Personne ne commence en sachant expérimenter correctement. Cela demande du temps, et ce n’est pas possible de l’acquérir lors d’un simple atelier de formation. Les équipes doivent être accompagnées et coachées dans la durée.
Manuel Da Costa
- Standardisation des processus d’expérimentation [12:30]
- Standardiser les processus d’expérimentation, la classification des données, la terminologie et les pratiques d’analyse.
- Mettre en place un modèle RACI pour clarifier les rôles et la communication.
- S’assurer que les expérimentations sont alignées sur les objectifs de l’entreprise et les KPI.
- Encourager une approche plus réfléchie dans la priorisation, l’exécution et l’évaluation des expérimentations.
- Établir un encadrement clair pour l’accompagnement et l’amélioration, et non la sanction.

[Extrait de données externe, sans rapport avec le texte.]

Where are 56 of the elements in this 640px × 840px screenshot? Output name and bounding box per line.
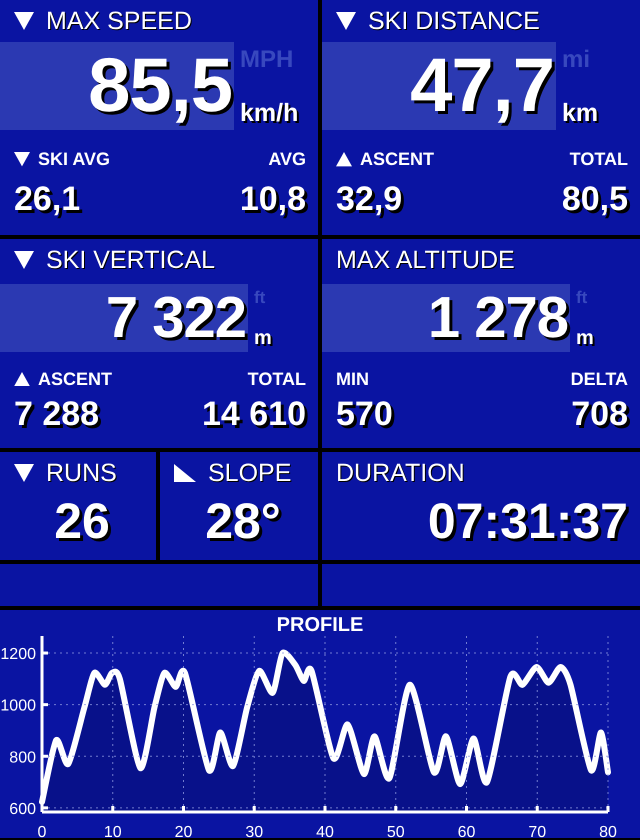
stat-value: 26,1 xyxy=(14,182,82,216)
chart-title: PROFILE xyxy=(276,614,364,636)
axis-tick-label: 20 xyxy=(174,824,192,838)
tile-title: SKI DISTANCE xyxy=(368,6,540,36)
stat-label: AVG xyxy=(268,149,306,170)
tile-value: 28° xyxy=(205,492,281,550)
down-triangle-icon xyxy=(14,464,34,482)
stat-label: MIN xyxy=(336,368,369,390)
down-triangle-icon xyxy=(336,12,356,30)
up-triangle-icon xyxy=(14,372,30,386)
axis-tick-label: 50 xyxy=(386,824,405,838)
slope-triangle-icon xyxy=(174,464,196,482)
axis-tick-label: 80 xyxy=(599,824,617,838)
tile-title: SKI VERTICAL xyxy=(46,246,216,274)
down-triangle-icon xyxy=(14,251,34,269)
tile-value: 26 xyxy=(54,492,110,550)
axis-tick-label: 0 xyxy=(38,824,46,838)
axis-tick-label: 30 xyxy=(245,824,264,838)
tile-value: 07:31:37 xyxy=(428,492,628,550)
axis-tick-label: 60 xyxy=(458,824,476,838)
stat-value: 570 xyxy=(336,397,393,431)
axis-tick-label: 10 xyxy=(104,824,122,838)
unit-label: m xyxy=(254,327,272,351)
down-triangle-icon xyxy=(14,152,30,167)
stat-label: SKI AVG xyxy=(38,149,110,170)
axis-tick-label: 70 xyxy=(528,824,546,838)
unit-label: km xyxy=(562,99,598,129)
up-triangle-icon xyxy=(336,152,352,167)
stat-value: 7 288 xyxy=(14,397,100,431)
axis-tick-label: 800 xyxy=(9,749,36,766)
axis-tick-label: 1000 xyxy=(0,698,36,715)
tile-title: RUNS xyxy=(46,458,117,488)
tile-title: MAX ALTITUDE xyxy=(336,246,515,274)
stat-value: 708 xyxy=(571,397,628,431)
stat-value: 10,8 xyxy=(240,182,306,216)
down-triangle-icon xyxy=(14,12,34,30)
stat-label: DELTA xyxy=(570,368,628,390)
stat-label: TOTAL xyxy=(248,368,306,390)
stat-value: 32,9 xyxy=(336,182,404,216)
stat-label: ASCENT xyxy=(360,149,434,170)
axis-tick-label: 600 xyxy=(9,800,36,818)
main-value: 1 278 xyxy=(428,289,568,347)
axis-tick-label: 1200 xyxy=(0,646,36,664)
stat-value: 80,5 xyxy=(562,182,628,216)
unit-label: km/h xyxy=(240,99,298,129)
stat-label: TOTAL xyxy=(570,149,628,170)
unit-label: m xyxy=(576,327,594,351)
main-value: 85,5 xyxy=(88,48,232,124)
axis-tick-label: 40 xyxy=(316,824,334,838)
tile-title: SLOPE xyxy=(208,458,292,488)
stat-value: 14 610 xyxy=(202,397,306,431)
main-value: 7 322 xyxy=(106,289,246,347)
main-value: 47,7 xyxy=(410,48,554,124)
tile-title: MAX SPEED xyxy=(46,6,192,36)
tile-title: DURATION xyxy=(336,458,465,488)
stat-label: ASCENT xyxy=(38,368,112,390)
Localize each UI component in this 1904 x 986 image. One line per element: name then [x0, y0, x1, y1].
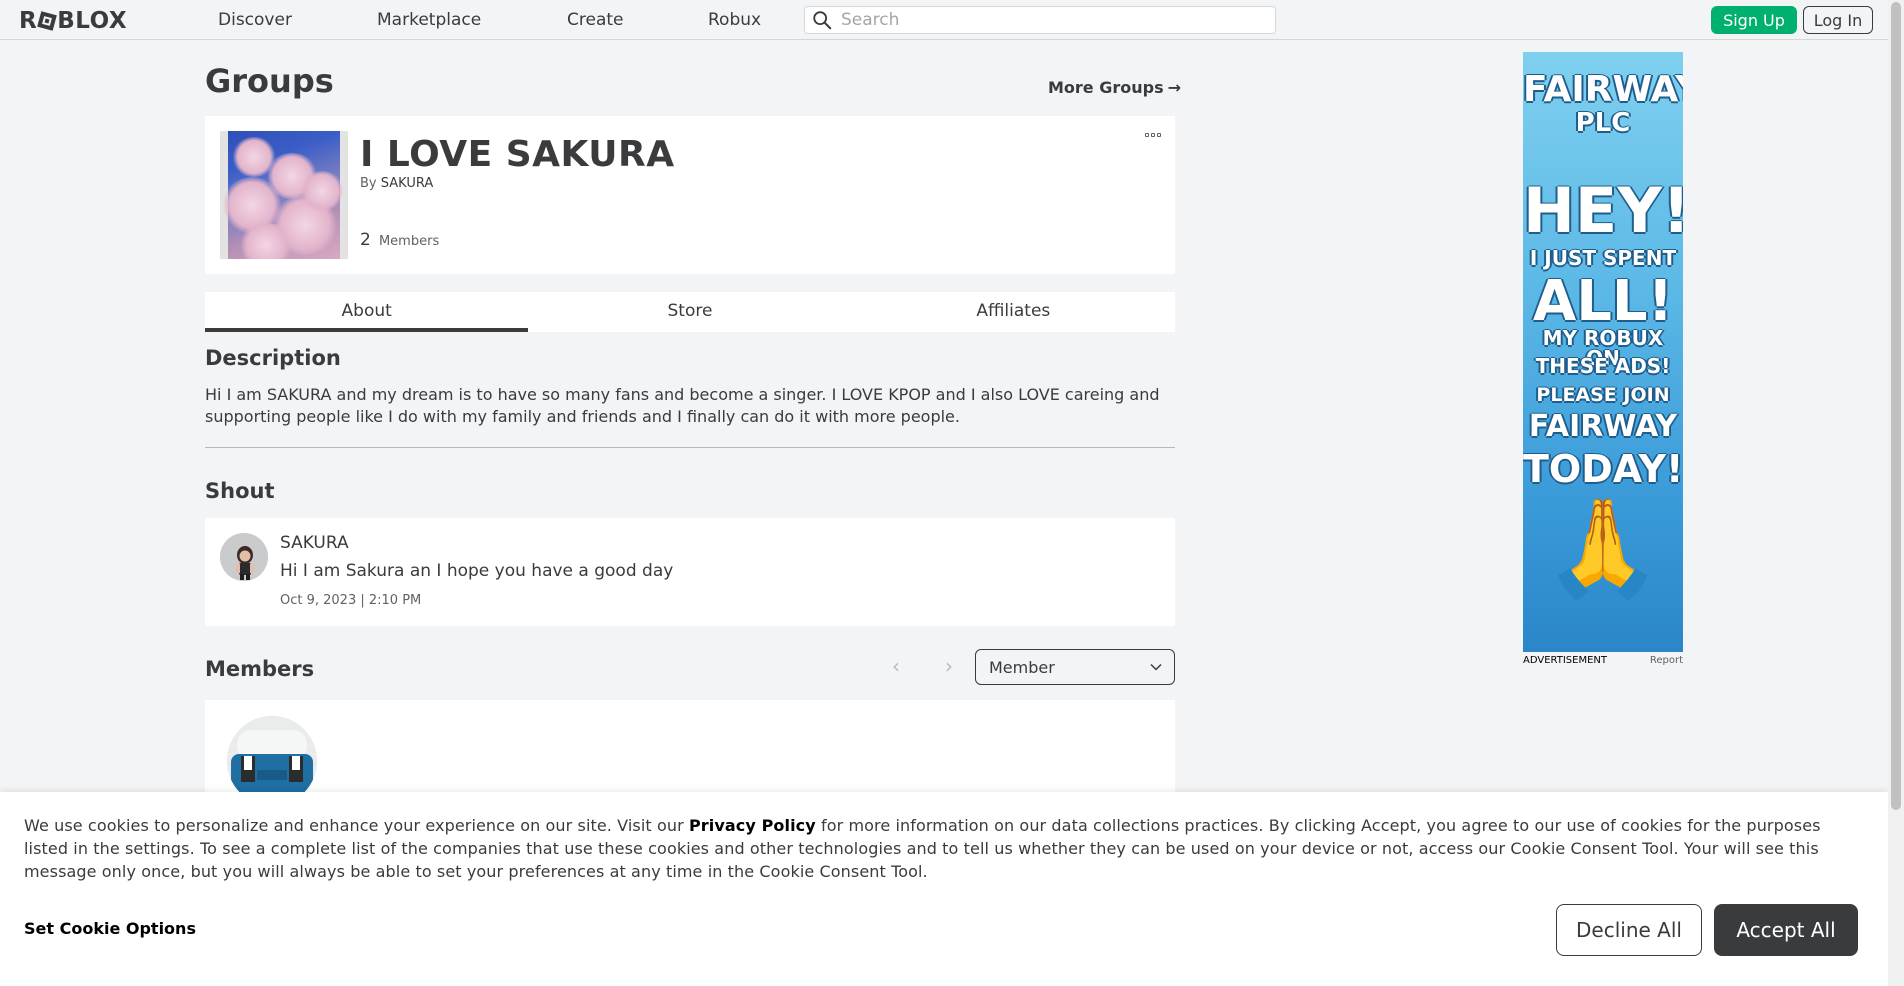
group-emblem-image	[220, 131, 348, 259]
group-header-card: I LOVE SAKURA By SAKURA 2 Members	[205, 116, 1175, 274]
nav-discover[interactable]: Discover	[218, 10, 292, 30]
nav-marketplace[interactable]: Marketplace	[377, 10, 481, 30]
decline-all-button[interactable]: Decline All	[1556, 904, 1702, 956]
cherry-blossom-picture	[222, 131, 344, 259]
nav-robux[interactable]: Robux	[708, 10, 761, 30]
cookie-message: We use cookies to personalize and enhanc…	[24, 814, 1854, 883]
praying-hands-icon: 🙏	[1543, 492, 1663, 604]
top-navigation-bar: R BLOX Discover Marketplace Create Robux…	[0, 0, 1888, 40]
log-in-button[interactable]: Log In	[1803, 6, 1873, 34]
sign-up-button[interactable]: Sign Up	[1711, 6, 1797, 34]
group-owner-line: By SAKURA	[360, 176, 433, 191]
group-description: Hi I am SAKURA and my dream is to have s…	[205, 385, 1160, 426]
shout-card: SAKURA Hi I am Sakura an I hope you have…	[205, 518, 1175, 626]
group-owner-link[interactable]: SAKURA	[381, 176, 433, 191]
chevron-down-icon	[1150, 663, 1162, 671]
by-label: By	[360, 176, 377, 191]
shout-author-name[interactable]: SAKURA	[280, 533, 349, 553]
ad-footer: ADVERTISEMENT Report	[1523, 655, 1683, 666]
cookie-consent-banner: We use cookies to personalize and enhanc…	[0, 792, 1888, 986]
ad-text-line: ALL!	[1532, 269, 1674, 334]
more-groups-label: More Groups	[1048, 78, 1164, 97]
set-cookie-options-link[interactable]: Set Cookie Options	[24, 919, 196, 938]
member-count-number: 2	[360, 230, 371, 250]
tab-store[interactable]: Store	[528, 292, 851, 332]
ad-text-line: THESE ADS!	[1535, 354, 1671, 378]
search-icon	[813, 11, 832, 30]
ad-text-line: PLEASE JOIN	[1536, 384, 1670, 406]
shout-timestamp: Oct 9, 2023 | 2:10 PM	[280, 593, 422, 608]
search-input[interactable]	[841, 10, 1261, 30]
logo-letter-r: R	[19, 8, 38, 34]
ad-text-line: TODAY!	[1523, 447, 1683, 491]
cookie-text-part: We use cookies to personalize and enhanc…	[24, 816, 689, 835]
more-options-icon[interactable]	[1145, 130, 1163, 140]
chevron-right-icon[interactable]: ›	[937, 654, 961, 678]
arrow-right-icon: →	[1167, 78, 1182, 97]
chevron-left-icon[interactable]: ‹	[884, 654, 908, 678]
page-scrollbar[interactable]	[1888, 0, 1904, 986]
page-title: Groups	[205, 62, 334, 100]
accept-all-button[interactable]: Accept All	[1714, 904, 1858, 956]
shout-title: Shout	[205, 479, 275, 503]
tab-affiliates[interactable]: Affiliates	[852, 292, 1175, 332]
logo-letters-blox: BLOX	[57, 8, 128, 34]
shout-author-avatar[interactable]	[220, 533, 268, 581]
search-box[interactable]	[804, 6, 1276, 34]
member-count-label: Members	[378, 234, 440, 249]
advertisement-banner[interactable]: FAIRWAY PLC HEY! I JUST SPENT ALL! MY RO…	[1523, 52, 1683, 652]
description-title: Description	[205, 346, 341, 370]
ad-text-line: FAIRWAY	[1523, 69, 1683, 110]
more-groups-link[interactable]: More Groups →	[1048, 78, 1181, 97]
ad-text-line: FAIRWAY	[1528, 409, 1678, 444]
avatar-figure-icon	[220, 533, 268, 581]
privacy-policy-link[interactable]: Privacy Policy	[689, 816, 816, 835]
scrollbar-thumb[interactable]	[1891, 2, 1901, 810]
group-name: I LOVE SAKURA	[360, 134, 675, 175]
report-ad-link[interactable]: Report	[1650, 655, 1683, 666]
nav-create[interactable]: Create	[567, 10, 624, 30]
members-title: Members	[205, 657, 315, 681]
group-tabs: About Store Affiliates	[205, 292, 1175, 332]
ad-text-line: PLC	[1575, 108, 1631, 138]
member-role-select[interactable]: Member	[975, 649, 1175, 685]
logo-o-icon	[37, 11, 58, 31]
role-select-value: Member	[989, 657, 1055, 677]
tab-about[interactable]: About	[205, 292, 529, 332]
advertisement-label: ADVERTISEMENT	[1523, 655, 1608, 666]
roblox-logo[interactable]: R BLOX	[19, 8, 127, 34]
member-count: 2 Members	[360, 230, 439, 250]
ad-text-line: HEY!	[1523, 174, 1683, 247]
divider	[205, 447, 1175, 448]
ad-text-line: I JUST SPENT	[1529, 246, 1677, 270]
shout-message: Hi I am Sakura an I hope you have a good…	[280, 561, 674, 581]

Il s’agit de s’assurer qu’il y ait un encadrement clair. Quand je dis un encadrement clair, je veux dire que n’importe qui peut revenir sur une équipe ou une personne et analyser leur performance. Il ne s’agit pas de chercher des fautes ; il s’agit de comprendre où se trouvent les lacunes et comment mieux les accompagner.
Manuel Da Costa
- Instaurer la confiance pour une meilleure expérimentation [16:12]
- Favoriser la sécurité psychologique en mettant l’accent sur les enseignements tirés plutôt que sur les succès ou les échecs lors des expérimentations.
- Faire évoluer le langage des expérimentations pour insister sur la validation des besoins clients ou sur l’économie des coûts de développement.
- S’éloigner du « faire des expérimentations pour le principe » au profit de l’apprentissage et de l’amélioration continue.
- Résoudre les KPI mal alignés qui freinent l’expérimentation en impliquant la direction.
- Superviser et faire évoluer les équipes produit [18:21]
- Mettre en place un rôle d’« orchestrateur » pour superviser et accompagner de petites équipes de chefs de produit.
- Les orchestrateurs sont responsables de l’intégration, de l’accompagnement et du mentorat sur les meilleures pratiques d’expérimentation.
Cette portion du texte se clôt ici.